NHS workers reject 3% pay insult

Unions must now prepare to strike together

Health workers submitted an 800,000-strong petition for an NHS pay rise to Downing Street Photo: Paul Mattsson

Health workers submitted an 800,000-strong petition for an NHS pay rise to Downing Street Photo: Paul Mattsson   (Click to enlarge: opens in new window)

Socialist Party members in Unison

It’s in our pay packets now – the Tory government’s miserly 3% ‘pay rise’ for NHS workers. It is becoming clearer by the day to our fellow NHS staff that this amounts to effectively nothing.

With many having also had pension adjustments, experiencing price rises, and looking at an upcoming National Insurance hike, we all know what a kick in the teeth this is. At the same time, waiting lists are growing and the strain on NHS workers is immense. Anger can only grow.

Even before the effects of tax hikes and price rises really started to sink in, members in the health unions – Unison, RCN and GMB – voted overwhelmingly to reject the 3%, giving a clear indication of willingness for action. And this was in a situation where there was, at best, a lacklustre official campaign from the union leaderships.

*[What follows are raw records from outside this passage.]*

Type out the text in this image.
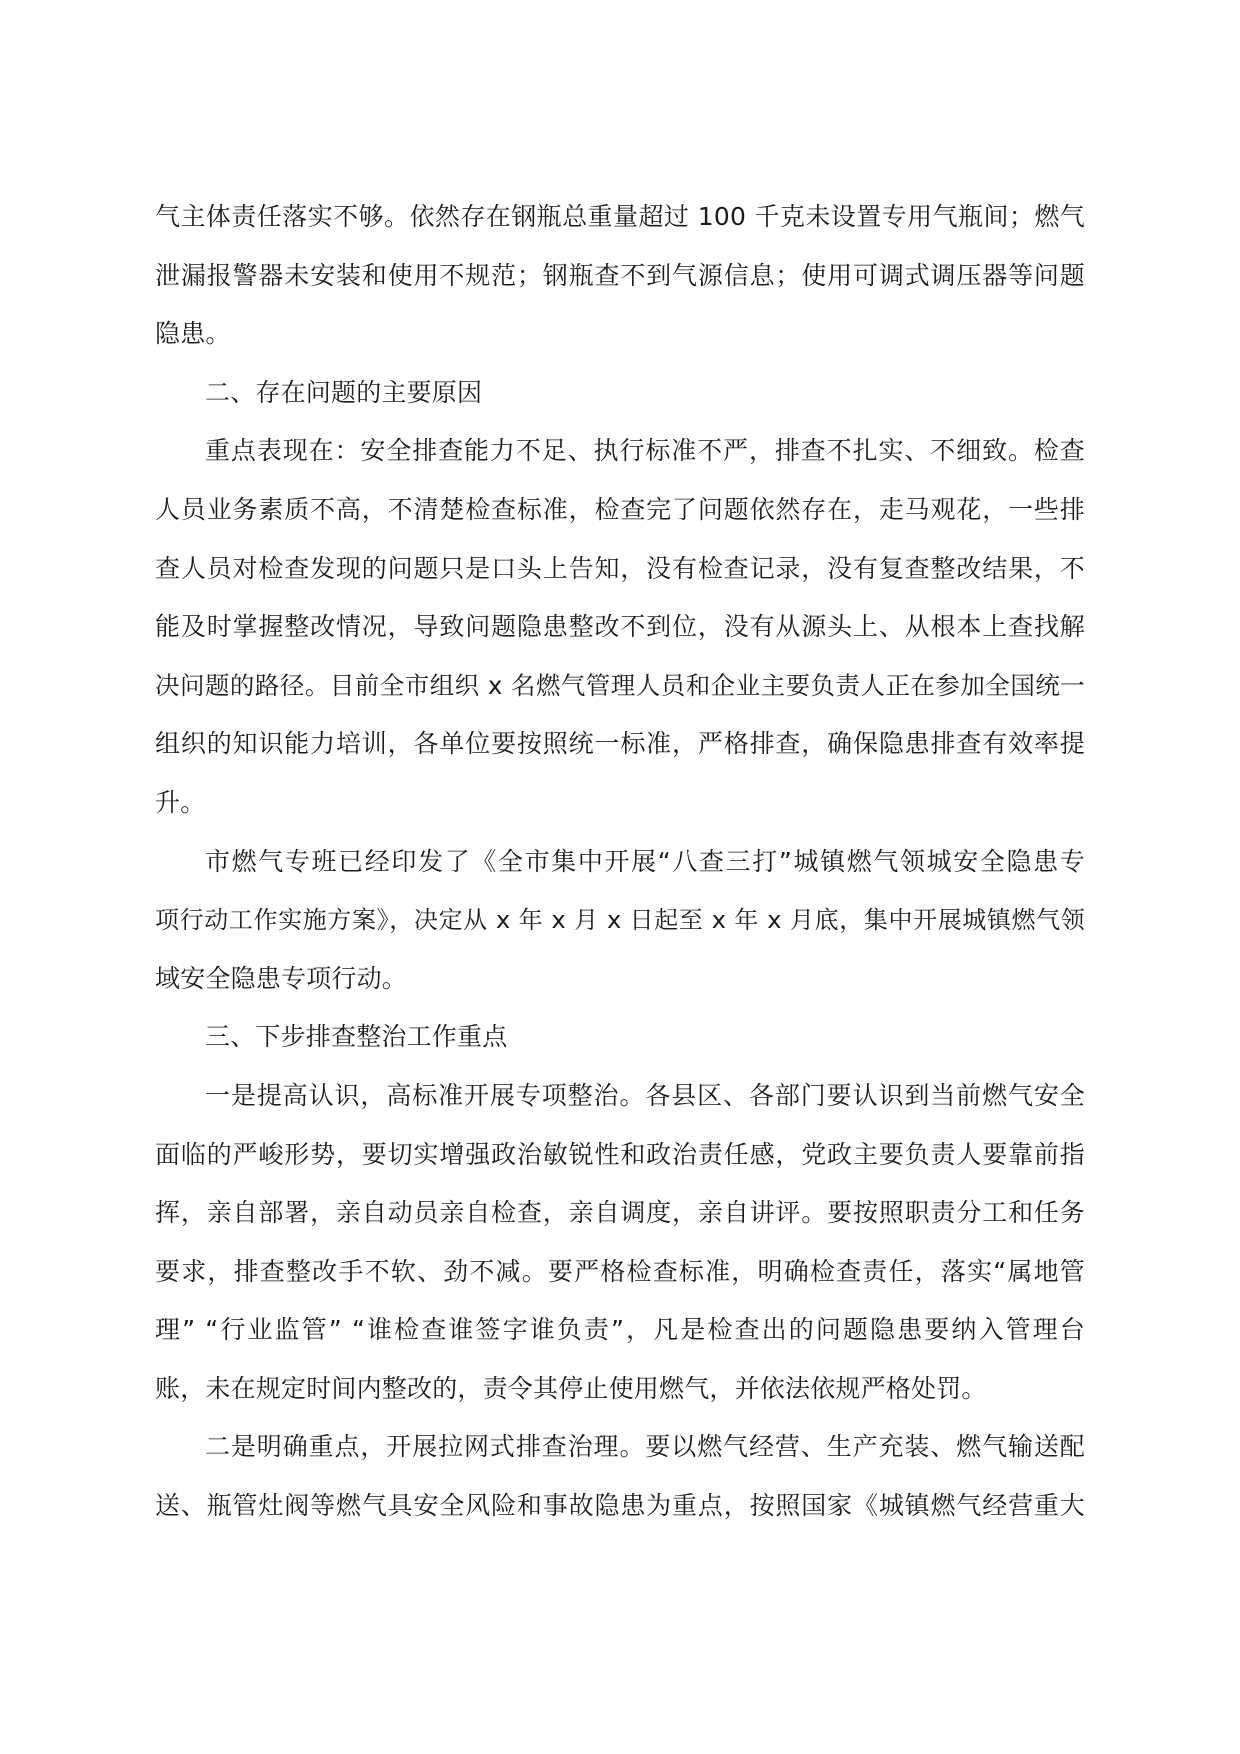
气主体责任落实不够。依然存在钢瓶总重量超过 100 千克未设置专用气瓶间；燃气
泄漏报警器未安装和使用不规范；钢瓶查不到气源信息；使用可调式调压器等问题
隐患。
二、存在问题的主要原因
重点表现在：安全排查能力不足、执行标准不严，排查不扎实、不细致。检查
人员业务素质不高，不清楚检查标准，检查完了问题依然存在，走马观花，一些排
查人员对检查发现的问题只是口头上告知，没有检查记录，没有复查整改结果，不
能及时掌握整改情况，导致问题隐患整改不到位，没有从源头上、从根本上查找解
决问题的路径。目前全市组织 x 名燃气管理人员和企业主要负责人正在参加全国统一
组织的知识能力培训，各单位要按照统一标准，严格排查，确保隐患排查有效率提
升。
市燃气专班已经印发了《全市集中开展“八查三打”城镇燃气领城安全隐患专
项行动工作实施方案》，决定从 x 年 x 月 x 日起至 x 年 x 月底，集中开展城镇燃气领
域安全隐患专项行动。
三、下步排查整治工作重点
一是提高认识，高标准开展专项整治。各县区、各部门要认识到当前燃气安全
面临的严峻形势，要切实增强政治敏锐性和政治责任感，党政主要负责人要靠前指
挥，亲自部署，亲自动员亲自检查，亲自调度，亲自讲评。要按照职责分工和任务
要求，排查整改手不软、劲不减。要严格检查标准，明确检查责任，落实“属地管
理” “行业监管” “谁检查谁签字谁负责”，凡是检查出的问题隐患要纳入管理台
账，未在规定时间内整改的，责令其停止使用燃气，并依法依规严格处罚。
二是明确重点，开展拉网式排查治理。要以燃气经营、生产充装、燃气输送配
送、瓶管灶阀等燃气具安全风险和事故隐患为重点，按照国家《城镇燃气经营重大
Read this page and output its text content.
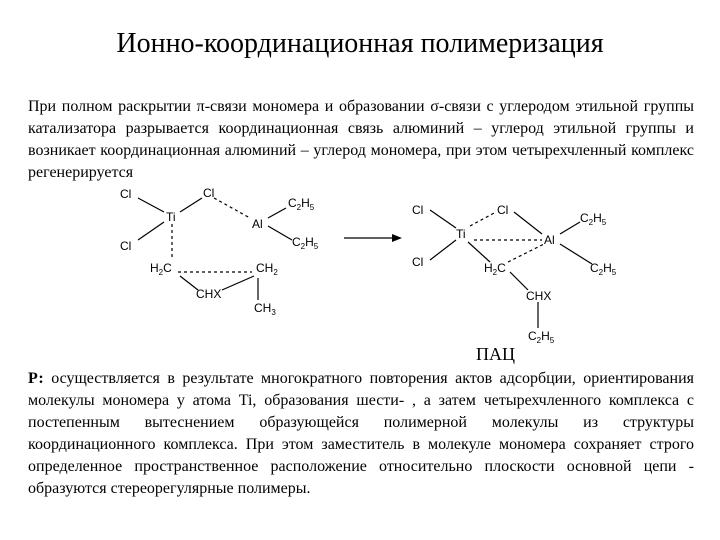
Ионно-координационная полимеризация
При полном раскрытии π-связи мономера и образовании σ-связи с углеродом этильной группы катализатора разрывается координационная связь алюминий – углерод этильной группы и возникает координационная алюминий – углерод мономера, при этом четырехчленный комплекс регенерируется
Cl	Cl
Ti	Al
Cl
$C_2H_5$
$C_2H_5$
$H_2C$	$CH_2$
CHX
$CH_3$
Cl	Cl
Ti	Al
Cl
$C_2H_5$
$C_2H_5$
$H_2C$
CHX
$C_2H_5$
ПАЦ
Р: осуществляется в результате многократного повторения актов адсорбции, ориентирования молекулы мономера у атома Ti, образования шести- , а затем четырехчленного комплекса с постепенным вытеснением образующейся полимерной молекулы из структуры координационного комплекса. При этом заместитель в молекуле мономера сохраняет строго определенное пространственное расположение относительно плоскости основной цепи - образуются стереорегулярные полимеры.
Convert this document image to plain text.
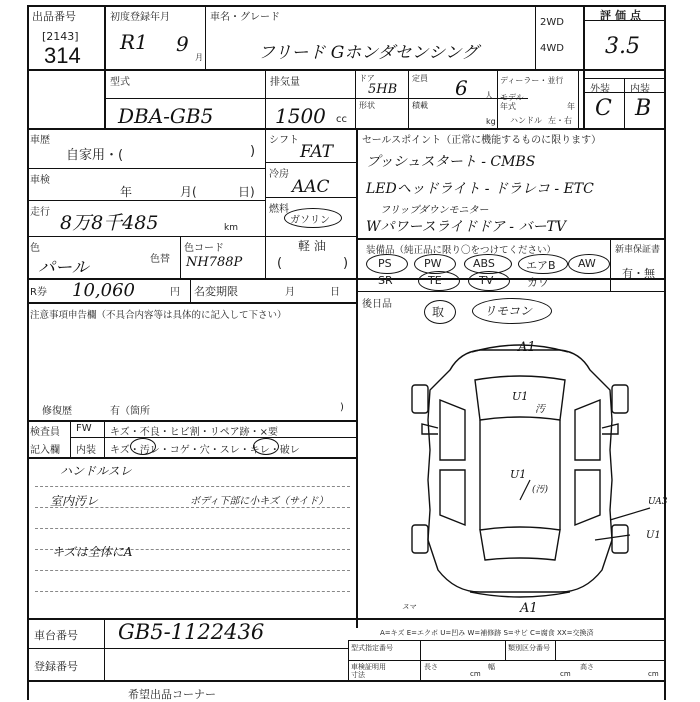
出品番号
[2143]
314
初度登録年月
R1 9
月
車名・グレード
フリード Gホンダセンシング
2WD
4WD
評価点
3.5
外装 内装
C B
型式
DBA-GB5
排気量
1500 cc
ドア
5HB
形状
定員 6 人
積載
kg
ディーラー・並行
モデル
年式	年
ハンドル 左・右
車歴
自家用・(	)
車検
年	月(	日)
走行 8万8千485	km
色
パール	色替
色コード
NH788P
シフト
FAT
冷房
AAC
燃料
ガソリン
軽 油
(	)
R券 10,060	円 名変期限	月	日
注意事項申告欄（不具合内容等は具体的に記入して下さい）
修復歴	有（箇所	)
検査員
記入欄
FW キズ・不良・ヒビ割・リペア跡・×要
内装 キズ・汚レ・コゲ・穴・スレ・キレ・破レ
ハンドルスレ
室内汚レ	ボディ下部に小キズ（サイド）
キズは全体にA
セールスポイント（正常に機能するものに限ります）
プッシュスタート - CMBS
LEDヘッドライト - ドラレコ - ETC
フリップダウンモニター
Wパワースライドドア - バーTV
装備品（純正品に限り〇をつけてください）	新車保証書
有・無
PS	PW	ABS	エアB AW
SR	TE	TV	カワ
後日品
取	リモコン
A1
A1
U1
汚
U1
(汚)
UA3
U1
スマ
A=キズ E=エクボ U=凹み W=補修跡 S=サビ C=腐食 XX=交換済
車台番号 GB5-1122436
登録番号
型式指定番号	類別区分番号
車検証明用
寸法
長さ	幅	高さ
cm	cm	cm
希望出品コーナー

At the time of writing, Unite has still to announce its ballot result. But Unite members in Wales have clearly rejected the deal, and there is every expectation that the Unite result will be the same as the others.

It is essential now that the health unions get together to plan a campaign and a timetable for coordinated industrial action ballots to demand a substantial pay rise.

A good start would be for the newly elected left majority on Unison’s National Executive Council (NEC) to arrange to meet with the Unite’s NEC following the victory of Sharon Graham as Unite general secretary.

Outrageously, as we reported in the Socialist, the right-wing majority in Unison’s health service group executive rejected calls from Socialist Party members and others to move to an industrial action ballot, accompanied by a massive campaign. Instead, they are proposing an indicative ballot next, which risks diluting the mood.

Making it up as they went along in order to get the outcome they wanted, they have declared that in the indicative ballot there needs to be a 45% turnout. Then at the Unison health conference, they declared that emergency motions cannot be taken at online conferences, thus ensuring that their decision could not be overturned. Neither of these things are in the rulebook. The recently elected left majority on Unison’s NEC cannot let them get away with this.

The Tory anti-trade union laws demand a 50% turnout in an industrial action ballot. That means we have to launch almighty campaigns of workplace meetings, rallies and protests. Leaflets need to go out and discussions take place ward by ward, canteen by canteen, desk by desk.

Whichever union we are in, we must also plan in our workplaces. Can our union branch reach out to the other unions in our hospital? If there are moves by the right-wing locally to block action, workers can come together under the banner of NHS Workers Say No, for example. Can we call a meeting now to prepare a campaign? What about calling pay day protests at the main gate?

Like everyone else in the public sector, NHS workers know ‘there’s too much month at the end of the money!’ But the Tories can be pushed back – look at the fuel crisis they are currently in. We can win, but to do so we have to fight and prepare to strike together.